她不明白女帝的心思,也不想去纠结,自己快速回卧房。
颜珞已然醒了,坐在床头看信,是刑部尚书送进来的。说来也是奇怪,十余人皆招了,言辞大致上都能对得上去,可依旧说不清赵延是怎么被打的。
一人、两人、三五人或许可以说谎,然而十多人,经过都能对得上去,偏偏无人看到谁打了赵延。
刑部尚书头疼了一夜,忙让人将信送了进来,再度询问丞相。
他算是问对人了,赵延是冷面打的,天色本就黑,人又多,冷面出手极快,压根就无人发现。
颜珞将信搁置在一侧,揉了揉额角缓解疼痛。顾阙走进来了,高兴道:“丞相醒了。”
“世子去送陛下了?”颜珞抬首,对面的人慢慢地走了过来,身形颀长,干干净净。
屋里没有旁人在,十分安静,阳光透进窗,空中弥漫着淡淡的香气,很好闻。
走来的人也好看,玉色的衣裳衬出温暖的气质。
“陛下走时不大高兴,我也不知晓怎么就惹了她。”顾阙板起脸,她也很无奈。自己心思浅,着实摸不着陛下的心思。
她坐在凳子上,将刚才的事情都说了一遍。
颜珞依靠着柔软的枕头,热度散了,整个人就舒缓不少,微微一笑,道:“陛下不喜男人,不必理会她。
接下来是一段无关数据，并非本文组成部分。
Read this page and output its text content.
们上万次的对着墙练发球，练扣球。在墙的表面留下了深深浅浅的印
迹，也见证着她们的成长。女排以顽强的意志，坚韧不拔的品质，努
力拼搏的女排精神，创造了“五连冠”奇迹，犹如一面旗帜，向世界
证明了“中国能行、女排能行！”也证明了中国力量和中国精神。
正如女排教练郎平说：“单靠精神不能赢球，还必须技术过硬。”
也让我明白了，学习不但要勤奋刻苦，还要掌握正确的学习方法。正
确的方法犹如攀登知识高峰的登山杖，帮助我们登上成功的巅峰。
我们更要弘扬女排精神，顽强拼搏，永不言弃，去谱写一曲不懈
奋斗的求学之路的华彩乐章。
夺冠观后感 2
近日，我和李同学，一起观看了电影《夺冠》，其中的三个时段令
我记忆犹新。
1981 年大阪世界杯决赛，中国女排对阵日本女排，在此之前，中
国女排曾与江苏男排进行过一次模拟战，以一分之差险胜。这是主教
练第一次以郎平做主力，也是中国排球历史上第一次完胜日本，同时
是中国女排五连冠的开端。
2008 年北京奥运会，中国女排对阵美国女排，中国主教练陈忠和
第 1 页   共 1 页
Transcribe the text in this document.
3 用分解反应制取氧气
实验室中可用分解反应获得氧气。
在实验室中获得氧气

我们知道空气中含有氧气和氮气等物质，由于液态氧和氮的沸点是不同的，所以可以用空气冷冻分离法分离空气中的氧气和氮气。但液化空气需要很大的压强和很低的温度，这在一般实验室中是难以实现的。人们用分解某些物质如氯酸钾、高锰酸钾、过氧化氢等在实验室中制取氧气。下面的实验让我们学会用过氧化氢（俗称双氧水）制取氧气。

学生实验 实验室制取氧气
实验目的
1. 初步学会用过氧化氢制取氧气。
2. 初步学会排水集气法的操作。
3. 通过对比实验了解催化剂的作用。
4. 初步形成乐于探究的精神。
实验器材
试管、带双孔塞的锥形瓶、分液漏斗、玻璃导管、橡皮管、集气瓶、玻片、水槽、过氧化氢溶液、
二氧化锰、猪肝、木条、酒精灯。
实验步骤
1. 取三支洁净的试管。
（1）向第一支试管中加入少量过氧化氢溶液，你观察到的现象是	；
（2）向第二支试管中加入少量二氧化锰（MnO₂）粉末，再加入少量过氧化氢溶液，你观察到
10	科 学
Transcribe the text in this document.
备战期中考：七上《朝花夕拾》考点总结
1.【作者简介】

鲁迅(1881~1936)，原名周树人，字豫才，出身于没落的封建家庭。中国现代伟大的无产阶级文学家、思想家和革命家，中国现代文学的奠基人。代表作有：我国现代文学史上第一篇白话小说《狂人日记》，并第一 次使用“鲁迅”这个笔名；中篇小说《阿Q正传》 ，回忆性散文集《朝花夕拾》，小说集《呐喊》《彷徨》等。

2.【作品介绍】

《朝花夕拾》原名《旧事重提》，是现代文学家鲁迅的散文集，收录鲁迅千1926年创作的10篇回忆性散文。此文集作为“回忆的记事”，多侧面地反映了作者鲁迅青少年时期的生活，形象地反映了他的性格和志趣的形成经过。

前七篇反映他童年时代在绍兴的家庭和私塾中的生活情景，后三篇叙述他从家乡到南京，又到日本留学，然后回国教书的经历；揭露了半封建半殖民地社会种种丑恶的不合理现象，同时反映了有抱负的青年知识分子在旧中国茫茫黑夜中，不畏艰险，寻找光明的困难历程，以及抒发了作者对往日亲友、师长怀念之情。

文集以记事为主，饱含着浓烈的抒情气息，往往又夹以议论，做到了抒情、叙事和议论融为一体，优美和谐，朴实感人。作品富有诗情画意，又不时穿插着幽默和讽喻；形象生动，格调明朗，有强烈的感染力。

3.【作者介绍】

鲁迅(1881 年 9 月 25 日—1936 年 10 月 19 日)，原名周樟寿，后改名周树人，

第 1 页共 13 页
”
“可她不高兴了。”顾阙有些担忧,在这里,皇权至上,一人主宰数万人的性命,她不是畏惧皇权,而是惜命。
她的目光,有害怕有担忧。
温馨的环境中,颜珞凝着她笑了,“不高兴便不高兴,她日日不高兴。我同你说,太后让她立皇夫,她想立皇后,日日就不高兴了。陛下被先帝宠坏了,有些任性。”